Uncertainty Is Its Own Trouble

This week, I expected to write about a reunion in Ohio with a handful of my graduate school friends. I haven’t visited with them in more than 20 years, because we live in five different states. I was eagerly anticipating seeing them in person. We would have unearthed long forgotten stories, laughed about our younger selves, and discovered who each of us is now. Last week, during the days we intended to gather, we emailed and expressed our disappointment along with our hope that we’ll be able to meet in the fall.

Uncertainty is its own trouble. Especially for a person like me, who thrives on planning and likes to take charge of my life. It’s even harder for people who are missing out on milestone events: canceled study abroad programs, postponed weddings, and trips of a lifetime on hold. For certain dreams, there’s no do-over.

I feel for anyone whose major life event has been short circuited by the pandemic. Those disappointments pale in the face of death from coronavirus, but it’s understandable to be depressed and frustrated by the loss.

Reading and watching shows about life during WWII is surprisingly comforting. From day to day, people in Great Britain and Europe didn’t know if they or someone they loved would be bombed, arrested, dead, or alive. Many days, just carrying on with ordinary life would be all anyone could manage. No doubt, some people couldn’t spare the emotional energy for dreaming of a happy future. But others projected all of their hopes to when the war was over and things got back to normal. The same way we do now.

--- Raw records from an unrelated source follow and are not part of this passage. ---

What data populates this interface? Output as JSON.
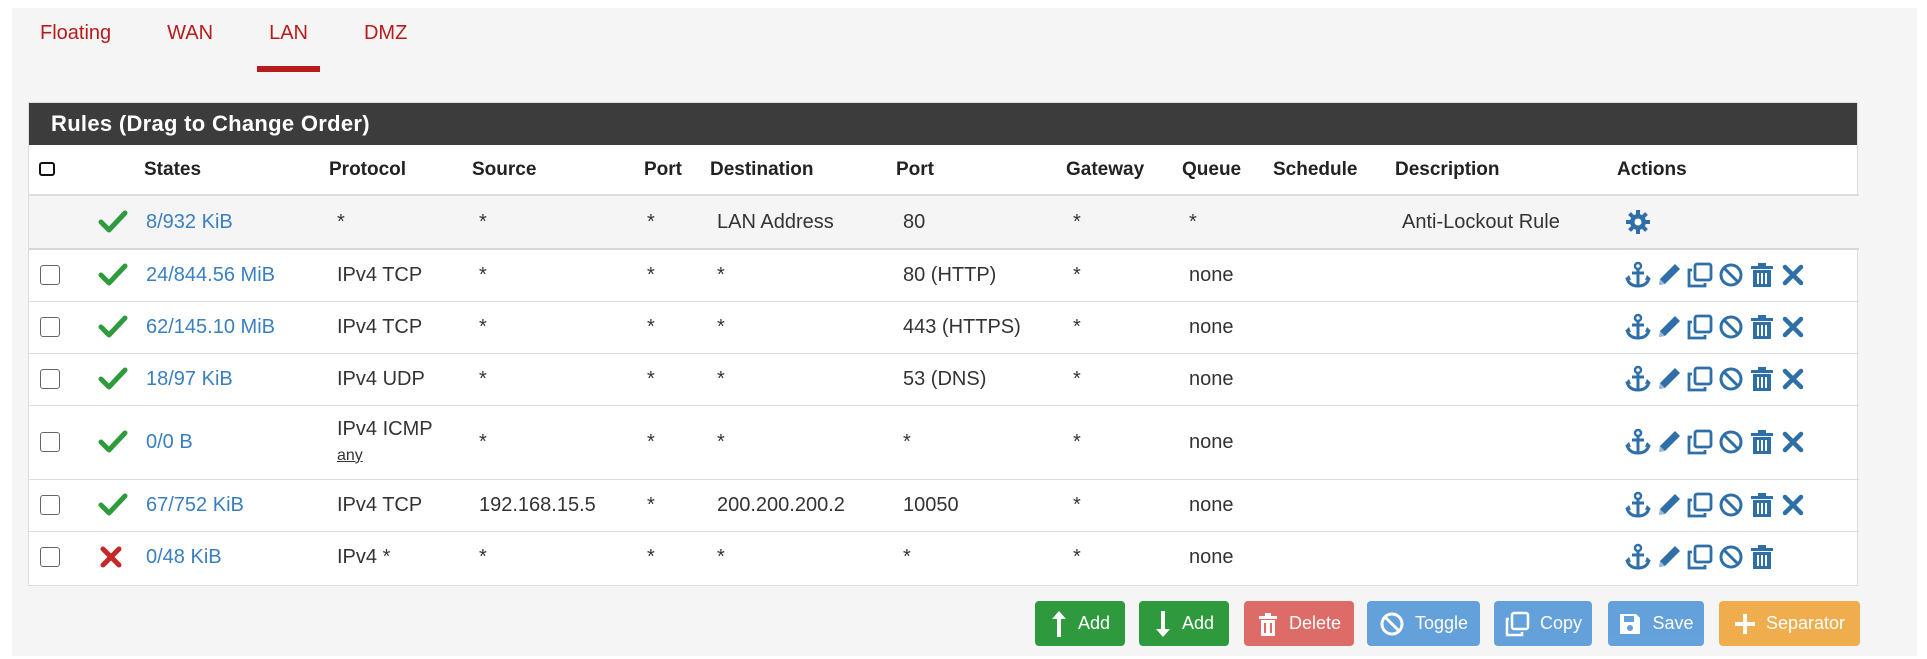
{
  "tabs": [
    {
      "label": "Floating"
    },
    {
      "label": "WAN"
    },
    {
      "label": "LAN",
      "active": true
    },
    {
      "label": "DMZ"
    }
  ],
  "panel": {
    "title": "Rules (Drag to Change Order)"
  },
  "columns": {
    "states": "States",
    "protocol": "Protocol",
    "source": "Source",
    "port": "Port",
    "destination": "Destination",
    "dest_port": "Port",
    "gateway": "Gateway",
    "queue": "Queue",
    "schedule": "Schedule",
    "description": "Description",
    "actions": "Actions"
  },
  "rules": [
    {
      "status": "pass",
      "states": "8/932 KiB",
      "protocol": "*",
      "protocol_sub": "",
      "source": "*",
      "port": "*",
      "destination": "LAN Address",
      "dest_port": "80",
      "gateway": "*",
      "queue": "*",
      "schedule": "",
      "description": "Anti-Lockout Rule",
      "anti_lockout": true
    },
    {
      "status": "pass",
      "states": "24/844.56 MiB",
      "protocol": "IPv4 TCP",
      "protocol_sub": "",
      "source": "*",
      "port": "*",
      "destination": "*",
      "dest_port": "80 (HTTP)",
      "gateway": "*",
      "queue": "none",
      "schedule": "",
      "description": ""
    },
    {
      "status": "pass",
      "states": "62/145.10 MiB",
      "protocol": "IPv4 TCP",
      "protocol_sub": "",
      "source": "*",
      "port": "*",
      "destination": "*",
      "dest_port": "443 (HTTPS)",
      "gateway": "*",
      "queue": "none",
      "schedule": "",
      "description": ""
    },
    {
      "status": "pass",
      "states": "18/97 KiB",
      "protocol": "IPv4 UDP",
      "protocol_sub": "",
      "source": "*",
      "port": "*",
      "destination": "*",
      "dest_port": "53 (DNS)",
      "gateway": "*",
      "queue": "none",
      "schedule": "",
      "description": ""
    },
    {
      "status": "pass",
      "states": "0/0 B",
      "protocol": "IPv4 ICMP",
      "protocol_sub": "any",
      "source": "*",
      "port": "*",
      "destination": "*",
      "dest_port": "*",
      "gateway": "*",
      "queue": "none",
      "schedule": "",
      "description": ""
    },
    {
      "status": "pass",
      "states": "67/752 KiB",
      "protocol": "IPv4 TCP",
      "protocol_sub": "",
      "source": "192.168.15.5",
      "port": "*",
      "destination": "200.200.200.2",
      "dest_port": "10050",
      "gateway": "*",
      "queue": "none",
      "schedule": "",
      "description": ""
    },
    {
      "status": "block",
      "states": "0/48 KiB",
      "protocol": "IPv4 *",
      "protocol_sub": "",
      "source": "*",
      "port": "*",
      "destination": "*",
      "dest_port": "*",
      "gateway": "*",
      "queue": "none",
      "schedule": "",
      "description": "",
      "no_delete_x": true
    }
  ],
  "buttons": {
    "add_top": "Add",
    "add_bottom": "Add",
    "delete": "Delete",
    "toggle": "Toggle",
    "copy": "Copy",
    "save": "Save",
    "separator": "Separator"
  },
  "icons": {
    "pass": "check-icon",
    "block": "times-icon",
    "row_actions": [
      "anchor-icon",
      "pencil-icon",
      "clone-icon",
      "ban-icon",
      "trash-icon",
      "times-icon"
    ],
    "anti_lockout_action": "gear-icon"
  },
  "colors": {
    "tab_active": "#b71c1c",
    "link": "#3a7fc0",
    "pass": "#2e9b3c",
    "block": "#c62828",
    "action_icon": "#2f6fa8",
    "heading_bg": "#3c3c3c"
  }
}
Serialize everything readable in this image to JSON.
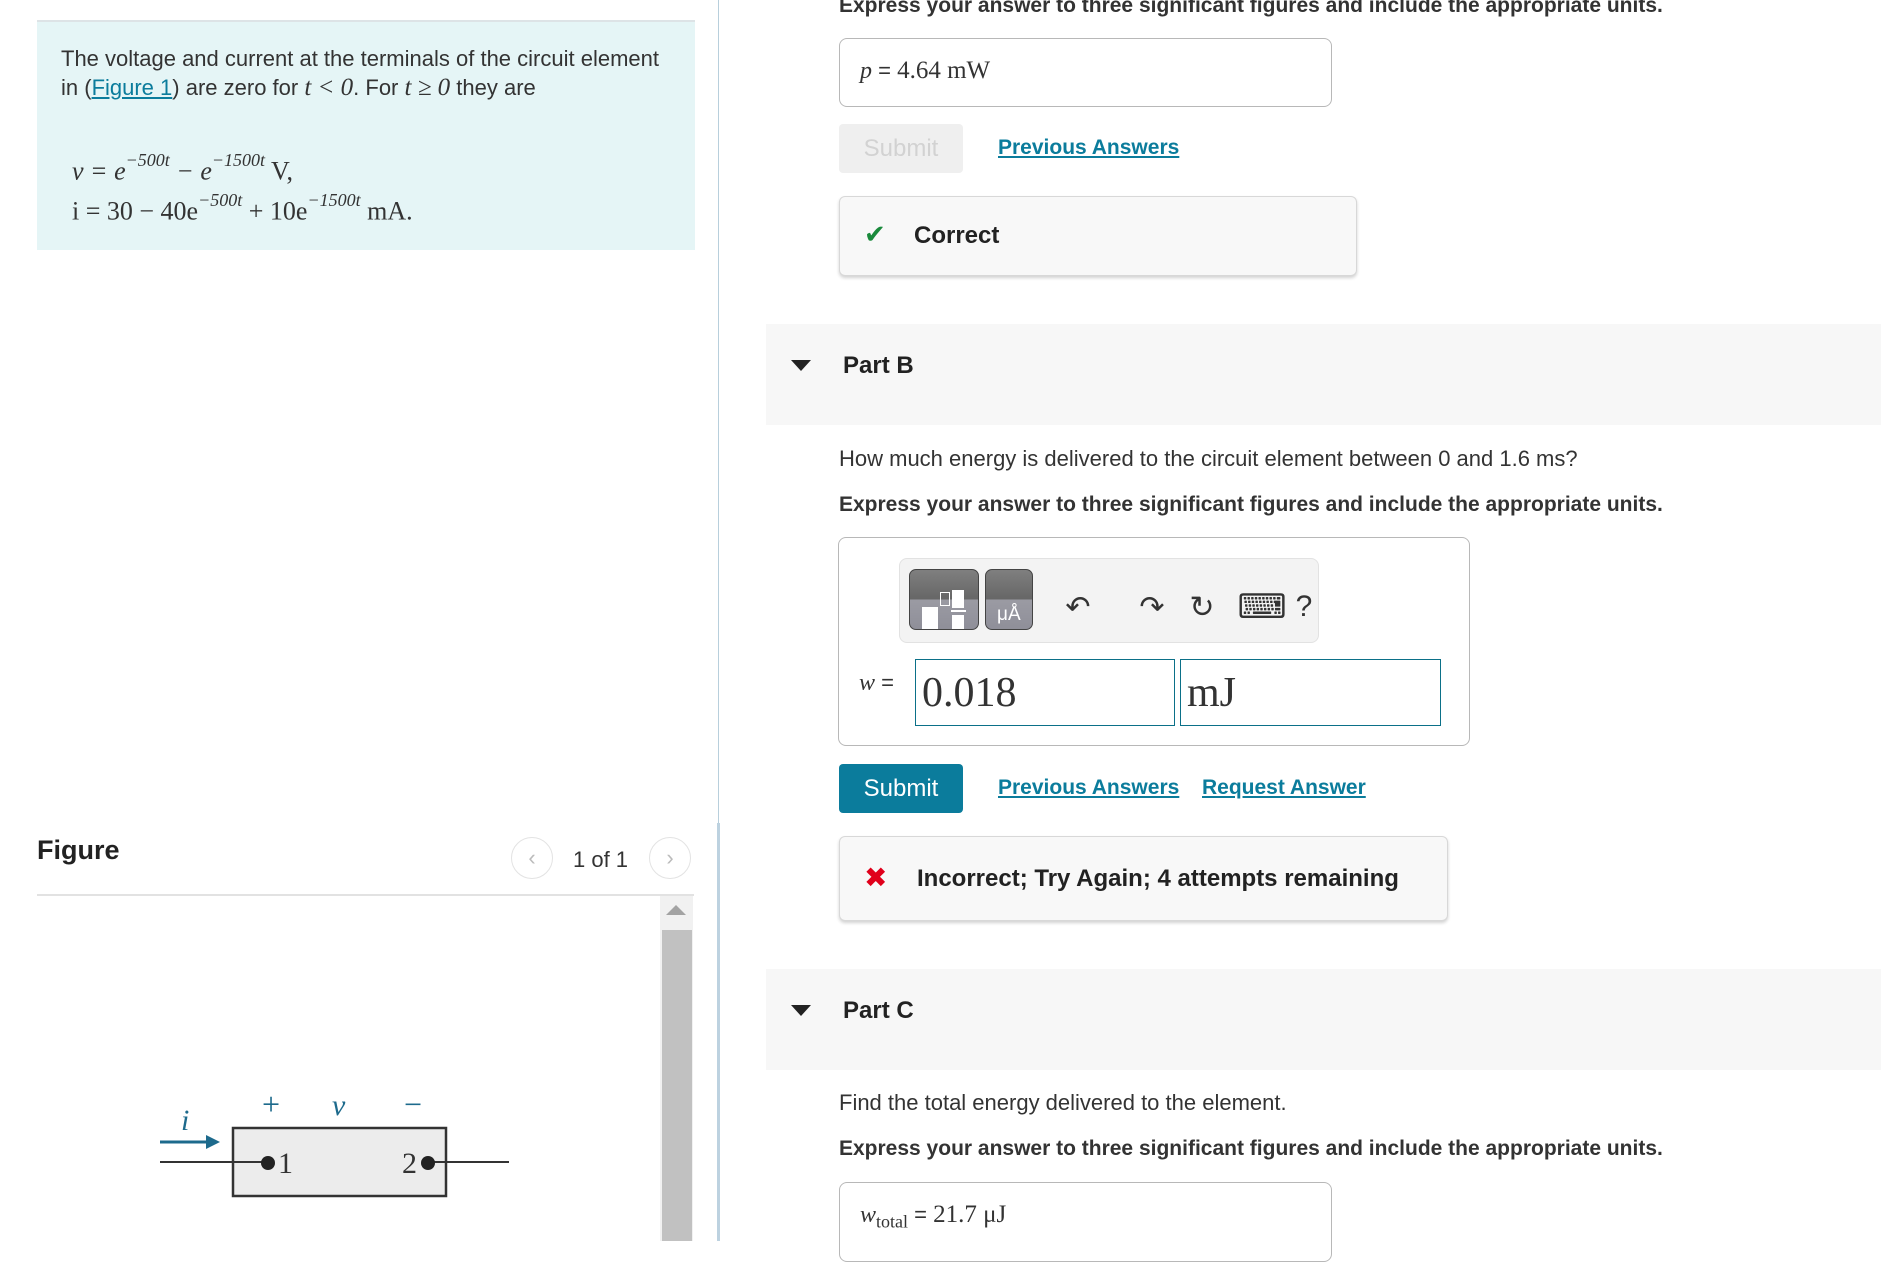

These days, I remain hopeful for the future, but am learning to accept how much is out of my control. And always was. Tamping down my expectations is one of the lessons of the pandemic. I’m not planning too far into the future, not counting on anything unless it’s something that I alone can make happen, like writing, reading, laying out a new vegetable garden, or making a strawberry pie. I’m more at peace than I have ever been with taking each day as it comes.

Will I get together with my grad school friends in the fall? I hope so. If we can’t meet then, we’ll try again for next spring or summer.